From the government perspective, Dr. Asuman Lukwago, the Permanent Secretary in the Ministry of Health, says the government is now ready to give monetary support to some private facilities to enable them to subsidize their services. Apart from that, he says, there is nothing much the government can do since these facilities are set up by entrepreneurs to maximize profit.
Lukwago says the government is aware of the poor quality and access issues in public facilities, in addition to over worked medical personnel and his ministry is battling to ensure that the population gets decent medical services. Meanwhile, the public should bear with the government.

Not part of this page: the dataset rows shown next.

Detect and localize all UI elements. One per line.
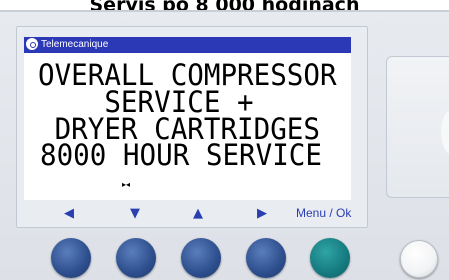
menu-ok-label: Menu / Ok	[296, 206, 352, 220]
brand-label: Telemecanique	[41, 39, 109, 50]
nav-right-arrow-icon: ▶	[257, 206, 267, 221]
lcd-line-4: 8000 HOUR SERVICE	[40, 138, 322, 172]
nav-down-arrow-icon: ▼	[130, 206, 140, 221]
cursor-indicator: ▸◂	[122, 180, 131, 189]
telemecanique-logo-icon	[26, 38, 38, 50]
lcd-header: Telemecanique	[24, 37, 351, 53]
nav-up-arrow-icon: ▲	[193, 206, 203, 221]
menu-ok-button[interactable]	[310, 238, 350, 278]
lcd-screen: OVERALL COMPRESSOR SERVICE + DRYER CARTR…	[24, 53, 351, 200]
left-button[interactable]	[51, 238, 91, 278]
right-button[interactable]	[246, 238, 286, 278]
white-button[interactable]	[400, 240, 438, 278]
side-panel	[386, 56, 449, 198]
up-button[interactable]	[181, 238, 221, 278]
nav-left-arrow-icon: ◀	[64, 206, 74, 221]
down-button[interactable]	[116, 238, 156, 278]
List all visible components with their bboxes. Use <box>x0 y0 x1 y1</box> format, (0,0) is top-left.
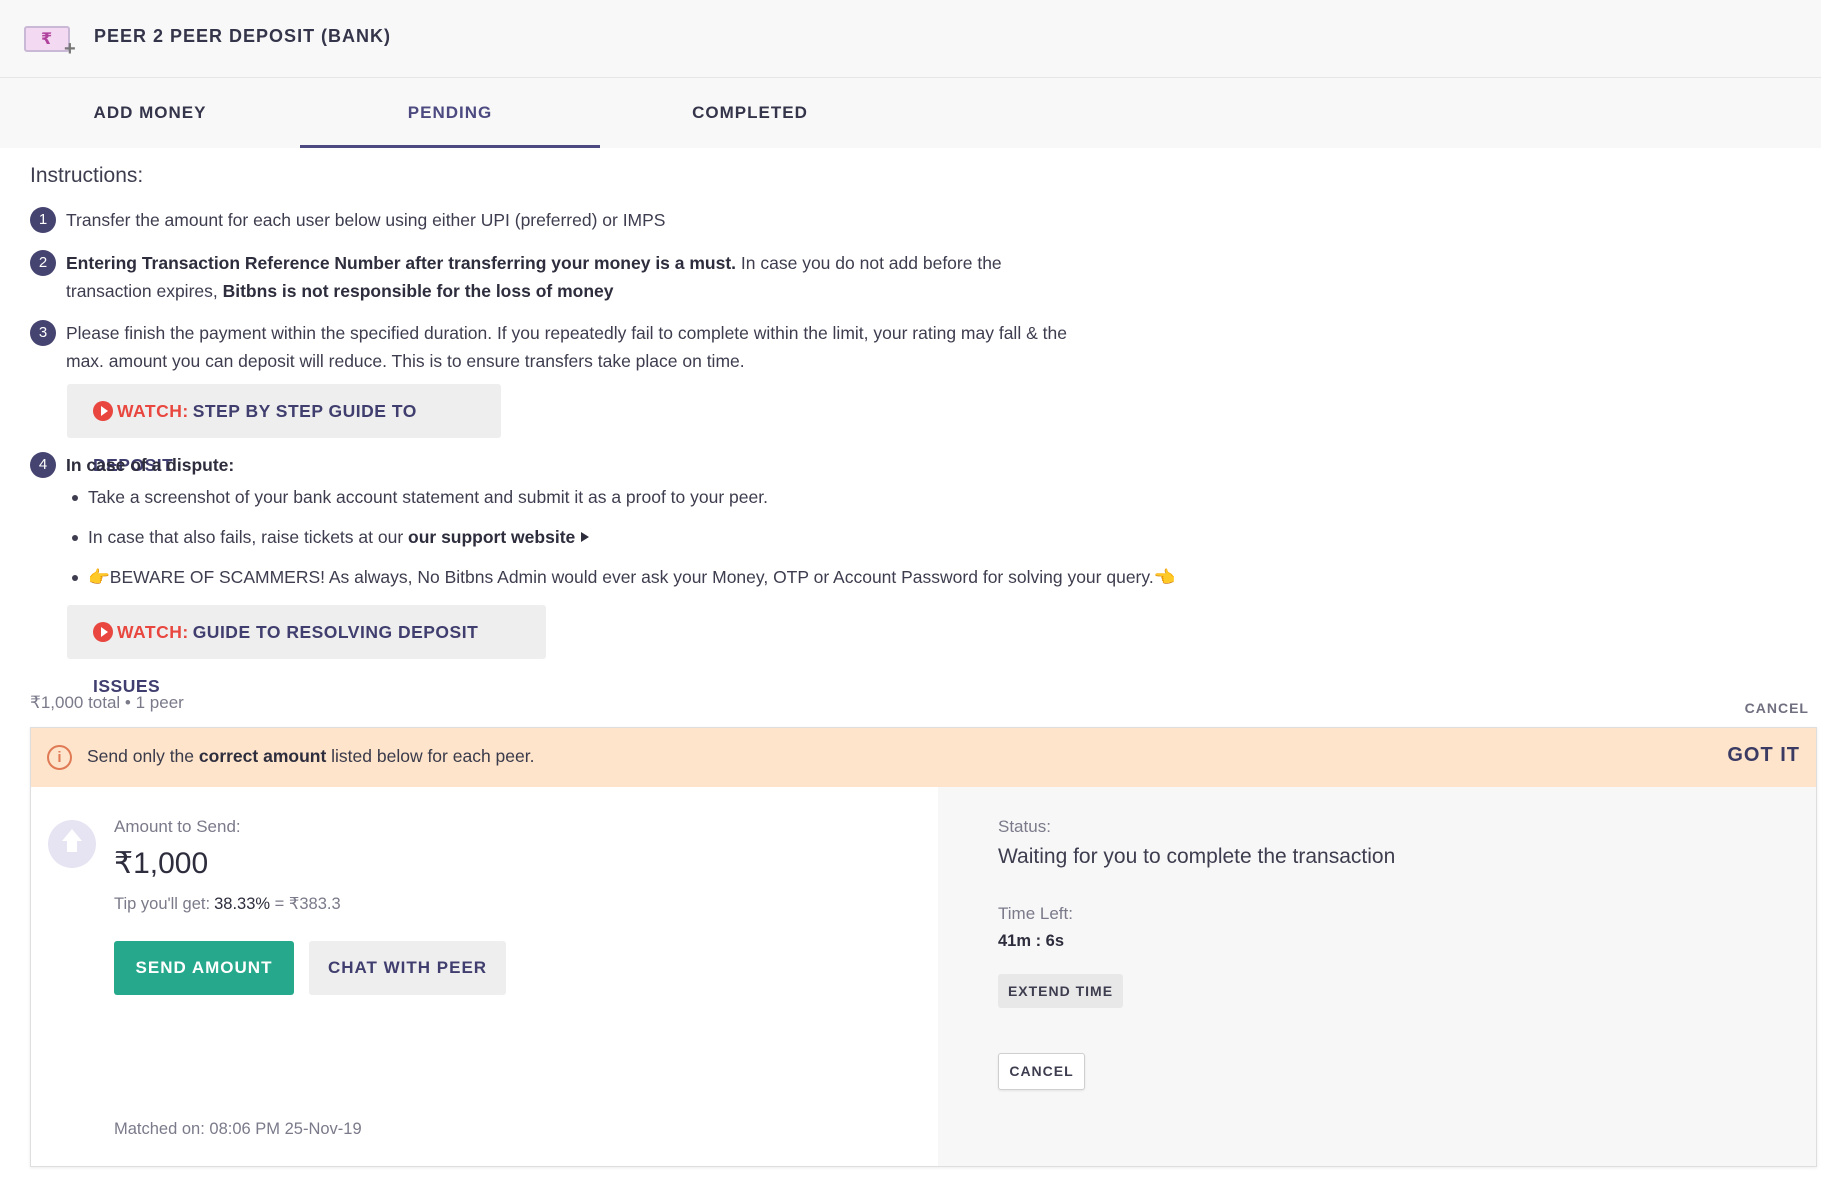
matched-timestamp: Matched on: 08:06 PM 25-Nov-19 <box>114 1120 362 1138</box>
support-website-link[interactable]: our support website <box>408 527 575 547</box>
status-text: Waiting for you to complete the transact… <box>998 845 1396 868</box>
amount-label: Amount to Send: <box>114 817 241 836</box>
got-it-button[interactable]: GOT IT <box>1727 744 1800 767</box>
instruction-step-4: 4 In case of a dispute: <box>30 451 1090 479</box>
watch-deposit-guide-button[interactable]: WATCH: STEP BY STEP GUIDE TO DEPOSIT <box>67 384 501 475</box>
time-left-label: Time Left: <box>998 904 1073 923</box>
upload-arrow-icon <box>48 820 96 868</box>
send-pane: Amount to Send: ₹1,000 Tip you'll get: 38… <box>31 787 938 1166</box>
play-icon <box>93 622 113 642</box>
step-number-badge: 2 <box>30 250 56 276</box>
instruction-step-3: 3 Please finish the payment within the s… <box>30 319 1090 375</box>
p2p-deposit-logo-icon: ₹ + <box>24 22 76 60</box>
cancel-all-link[interactable]: CANCEL <box>1745 700 1809 716</box>
extend-time-button[interactable]: EXTEND TIME <box>998 974 1123 1008</box>
time-left-value: 41m : 6s <box>998 932 1065 950</box>
tab-add-money[interactable]: ADD MONEY <box>0 78 300 148</box>
deposit-summary: ₹1,000 total • 1 peer <box>30 693 184 712</box>
step-number-badge: 1 <box>30 207 56 233</box>
amount-value: ₹1,000 <box>114 847 209 880</box>
play-icon <box>93 401 113 421</box>
instructions-title: Instructions: <box>30 164 144 187</box>
instruction-step-2: 2 Entering Transaction Reference Number … <box>30 249 1090 305</box>
amount-alert-banner: i Send only the correct amount listed be… <box>31 728 1816 787</box>
watch-issues-guide-button[interactable]: WATCH: GUIDE TO RESOLVING DEPOSIT ISSUES <box>67 605 546 696</box>
alert-message: Send only the correct amount listed belo… <box>87 746 535 766</box>
instruction-step-1: 1 Transfer the amount for each user belo… <box>30 206 1090 234</box>
tab-completed[interactable]: COMPLETED <box>600 78 900 148</box>
cancel-transaction-button[interactable]: CANCEL <box>998 1053 1085 1090</box>
peer-transaction-card: i Send only the correct amount listed be… <box>30 727 1817 1167</box>
tab-pending[interactable]: PENDING <box>300 78 600 148</box>
page-header: ₹ + PEER 2 PEER DEPOSIT (BANK) <box>0 0 1821 78</box>
info-icon: i <box>47 745 72 770</box>
tab-bar: ADD MONEY PENDING COMPLETED <box>0 78 1821 148</box>
page-title: PEER 2 PEER DEPOSIT (BANK) <box>94 26 392 46</box>
send-amount-button[interactable]: SEND AMOUNT <box>114 941 294 995</box>
status-label: Status: <box>998 817 1051 836</box>
chat-with-peer-button[interactable]: CHAT WITH PEER <box>309 941 506 995</box>
play-arrow-icon <box>581 532 590 542</box>
tip-info: Tip you'll get: 38.33% = ₹383.3 <box>114 895 341 913</box>
dispute-bullet: Take a screenshot of your bank account s… <box>72 483 768 511</box>
status-pane: Status: Waiting for you to complete the … <box>938 787 1816 1166</box>
step-number-badge: 4 <box>30 452 56 478</box>
dispute-bullet: 👉BEWARE OF SCAMMERS! As always, No Bitbn… <box>72 563 1176 591</box>
dispute-bullet: In case that also fails, raise tickets a… <box>72 523 590 551</box>
step-number-badge: 3 <box>30 320 56 346</box>
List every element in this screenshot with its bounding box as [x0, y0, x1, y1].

But Ian Clarke has what he calls `the only sensible way out’ – universal medical insurance.
“People budget for school fees on a regular basis, they should also budget for health expenses, rather than gambling that they will not get sick or have an accident,” he says, “they should take out health insurance.”
He says the beauty with insurance is that premiums have not risen in real terms for over a decade like they have in other countries in the region.
Clarke says, for the poor, if the Ministry of Health was organised there are schemes such as Voucher Schemes and Community Capitation Schemes which are very good value for money. He says a good example of such a scheme is at Kagando hospital where the community members pay a membership fee to the hospital and then get subsidized medical fees whenever they fall sick.
However, according to Lukwago, currently the government cannot afford an insurance system that covers everyone. He says, in fact, insurance is no bed of roses it is made out to be. He said there is need for the government to scrutinize the challenges associated with it before unleashing it on the general population.
Dr. Medard Bitekyerezo, a member of the Health Committee of parliament is more concerned with cost –even of insurance. He worries that it may be harder to see how people can pay for health insurance, especially since few Ugandans work in the formal sector where they might build up a fund.
For him, the solution lies in ensuring that private facilities do not take advantage of poor facilities in government hospitals to overcharge the patients.
“If public facilities are improved, the private charges will be made reasonable when the entrepreneurs do not find customers”.